Some factions--perhaps including the journalists at CNN--would see us abolish the Electoral College system and instead rely on a nationwide popular vote.  However, in a year with a strong third party challenger, this would be disastrous for the nation.  In all but a few cases, the Electoral College gives a decisive victory to the candidate with the broadest support across the whole nation, sparing us from a prolonged and painful leadership vacuum.


  1. The National Popular Vote bill would guarantee the Presidency to the candidate who receives the most popular votes in all 50 states (and DC).

    Every vote, everywhere, would be politically relevant and equal in presidential elections. Candidates would need to care about voters across the nation, not just undecided voters in a handful of swing states.

    The bill would take effect only when enacted, in identical form, by states possessing a majority of the electoral votes--that is, enough electoral votes to elect a President (270 of 538). When the bill comes into effect, all the electoral votes from those states would be awarded to the presidential candidate who receives the most popular votes in all 50 states (and DC).

    The bill uses the power given to each state by the Founding Fathers in the Constitution to change how they award their electoral votes for president.

    The bill has been endorsed or voted for by over 1,775 state legislators (in 48 states) who have sponsored and/or cast recorded votes in favor of the bill.

    In Gallup polls since 1944, only about 20% of the public has supported the current system of awarding all of a state's electoral votes to the presidential candidate who receives the most votes in each separate state (with about 70% opposed and about 10% undecided). The recent Washington Post, Kaiser Family Foundation, and Harvard University poll shows 72% support for direct nationwide election of the President.

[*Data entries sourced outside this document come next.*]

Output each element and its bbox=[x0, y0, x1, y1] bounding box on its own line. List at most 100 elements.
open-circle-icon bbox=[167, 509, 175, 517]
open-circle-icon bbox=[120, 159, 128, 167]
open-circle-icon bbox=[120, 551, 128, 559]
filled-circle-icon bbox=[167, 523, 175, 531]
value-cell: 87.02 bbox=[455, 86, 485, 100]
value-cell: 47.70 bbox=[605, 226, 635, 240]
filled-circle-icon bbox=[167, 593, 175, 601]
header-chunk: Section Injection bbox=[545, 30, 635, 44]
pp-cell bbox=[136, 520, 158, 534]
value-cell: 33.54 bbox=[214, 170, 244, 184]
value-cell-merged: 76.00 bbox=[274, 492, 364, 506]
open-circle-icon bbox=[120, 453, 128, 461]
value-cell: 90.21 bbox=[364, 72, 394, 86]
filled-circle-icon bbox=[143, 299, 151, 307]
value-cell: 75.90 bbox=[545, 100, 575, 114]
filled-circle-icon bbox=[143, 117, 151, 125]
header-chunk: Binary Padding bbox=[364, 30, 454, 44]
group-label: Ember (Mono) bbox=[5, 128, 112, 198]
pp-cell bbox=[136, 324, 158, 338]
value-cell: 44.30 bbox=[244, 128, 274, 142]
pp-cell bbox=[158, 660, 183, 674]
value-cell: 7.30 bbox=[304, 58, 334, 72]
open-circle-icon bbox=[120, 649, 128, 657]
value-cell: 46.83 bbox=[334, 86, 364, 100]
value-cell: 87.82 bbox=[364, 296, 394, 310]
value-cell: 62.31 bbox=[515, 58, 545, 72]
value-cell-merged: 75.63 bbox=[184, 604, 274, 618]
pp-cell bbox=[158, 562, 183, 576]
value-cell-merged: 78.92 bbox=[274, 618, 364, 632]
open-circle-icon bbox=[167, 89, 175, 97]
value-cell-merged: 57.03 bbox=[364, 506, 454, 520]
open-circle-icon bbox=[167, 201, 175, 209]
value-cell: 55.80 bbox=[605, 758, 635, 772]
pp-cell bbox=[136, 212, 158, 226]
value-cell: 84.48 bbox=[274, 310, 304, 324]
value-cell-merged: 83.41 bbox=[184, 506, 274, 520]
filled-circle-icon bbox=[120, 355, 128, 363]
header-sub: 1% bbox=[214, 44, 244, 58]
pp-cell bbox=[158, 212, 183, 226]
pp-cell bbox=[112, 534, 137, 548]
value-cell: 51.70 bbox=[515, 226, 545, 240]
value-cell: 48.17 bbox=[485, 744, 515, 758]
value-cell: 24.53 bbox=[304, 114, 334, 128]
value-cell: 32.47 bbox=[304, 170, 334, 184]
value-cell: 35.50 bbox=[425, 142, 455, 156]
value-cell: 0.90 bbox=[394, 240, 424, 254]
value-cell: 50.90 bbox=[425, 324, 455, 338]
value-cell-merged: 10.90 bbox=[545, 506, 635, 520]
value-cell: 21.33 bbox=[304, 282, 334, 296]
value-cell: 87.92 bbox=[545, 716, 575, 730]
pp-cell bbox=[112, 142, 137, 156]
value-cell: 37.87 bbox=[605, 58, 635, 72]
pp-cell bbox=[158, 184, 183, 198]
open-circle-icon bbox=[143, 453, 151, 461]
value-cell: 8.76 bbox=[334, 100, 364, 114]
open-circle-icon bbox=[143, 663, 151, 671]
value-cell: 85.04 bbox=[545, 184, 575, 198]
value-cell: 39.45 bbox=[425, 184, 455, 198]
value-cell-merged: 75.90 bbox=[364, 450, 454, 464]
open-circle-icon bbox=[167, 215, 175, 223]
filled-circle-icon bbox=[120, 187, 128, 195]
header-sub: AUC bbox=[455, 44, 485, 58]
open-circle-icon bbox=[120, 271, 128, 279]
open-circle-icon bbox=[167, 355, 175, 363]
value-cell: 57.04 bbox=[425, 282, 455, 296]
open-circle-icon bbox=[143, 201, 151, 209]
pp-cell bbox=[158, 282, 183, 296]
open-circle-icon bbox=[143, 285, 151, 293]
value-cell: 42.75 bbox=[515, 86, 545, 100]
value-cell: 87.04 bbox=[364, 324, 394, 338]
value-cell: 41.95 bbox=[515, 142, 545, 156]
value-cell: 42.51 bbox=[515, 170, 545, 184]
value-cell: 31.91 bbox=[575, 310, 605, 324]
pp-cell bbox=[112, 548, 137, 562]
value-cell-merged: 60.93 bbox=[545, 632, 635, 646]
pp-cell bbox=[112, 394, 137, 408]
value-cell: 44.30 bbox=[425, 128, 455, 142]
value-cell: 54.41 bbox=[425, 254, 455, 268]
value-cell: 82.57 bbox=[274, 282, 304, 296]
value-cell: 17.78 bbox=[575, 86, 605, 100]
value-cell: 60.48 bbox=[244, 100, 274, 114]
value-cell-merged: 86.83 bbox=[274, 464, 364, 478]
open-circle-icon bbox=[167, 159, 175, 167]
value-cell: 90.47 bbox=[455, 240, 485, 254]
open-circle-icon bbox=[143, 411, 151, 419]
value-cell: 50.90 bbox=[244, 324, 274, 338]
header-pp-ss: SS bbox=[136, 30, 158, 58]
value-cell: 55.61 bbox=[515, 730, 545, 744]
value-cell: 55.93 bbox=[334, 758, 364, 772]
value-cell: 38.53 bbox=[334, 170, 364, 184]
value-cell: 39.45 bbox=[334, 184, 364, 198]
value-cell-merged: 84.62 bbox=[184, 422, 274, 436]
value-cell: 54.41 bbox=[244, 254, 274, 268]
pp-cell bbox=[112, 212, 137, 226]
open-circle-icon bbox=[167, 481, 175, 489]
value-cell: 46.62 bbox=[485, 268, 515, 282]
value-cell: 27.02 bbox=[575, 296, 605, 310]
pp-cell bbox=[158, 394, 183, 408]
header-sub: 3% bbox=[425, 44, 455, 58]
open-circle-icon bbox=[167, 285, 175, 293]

Support for a national popular vote is strong in virtually every state, partisan, and demographic group surveyed in recent polls in closely divided battleground states: Colorado-- 68%, Iowa --75%, Michigan-- 73%, Missouri-- 70%, New Hampshire-- 69%, Nevada-- 72%, New Mexico-- 76%, North Carolina-- 74%, Ohio-- 70%, Pennsylvania -- 78%, Virginia -- 74%, and Wisconsin -- 71%; in smaller states (3 to 5 electoral votes): Alaska -- 70%, DC -- 76%, Delaware --75%, Maine -- 77%, Nebraska -- 74%, New Hampshire --69%, Nevada -- 72%, New Mexico -- 76%, Rhode Island -- 74%, and Vermont -- 75%; in Southern and border states: Arkansas --80%, Kentucky -- 80%, Mississippi --77%, Missouri -- 70%, North Carolina -- 74%, and Virginia -- 74%; and in other states polled: California -- 70%, Connecticut -- 74% , Massachusetts -- 73%, Minnesota -- 75%, New York -- 79%, Washington -- 77%, and West Virginia- 81%.

    The National Popular Vote bill has passed 29 state legislative chambers, in 19 small, medium-small, medium, and large states, including one house in Arkansas, Connecticut, Delaware, Maine, Michigan, Nevada, New Mexico, North Carolina, and Oregon, and both houses in California, Colorado, Hawaii, Illinois, New Jersey, Maryland, Massachusetts, Rhode Island, Vermont, and Washington. The bill has been enacted by Hawaii, Illinois, New Jersey, Maryland, and Washington. These five states possess 61 electoral votes -- 23% of the 270 necessary to bring the law into effect.

    See http://www.NationalPopularVote.com

  2. This proposal is seriously flawed. Although this group claims to represent the will of the people, the implementation of this compact relies on the same "unfair" arithmetic as the Electoral College itself. By making adoption contingent on reaching 270 electoral votes, the compact thus makes it possible for states comprising a minority of the national population to fundamentally change the way we elect the president. If you want a national popular vote, the only right way to do it is to amend the Constitution. If there really is such widespread support as you claim, this should not pose any considerable difficulty.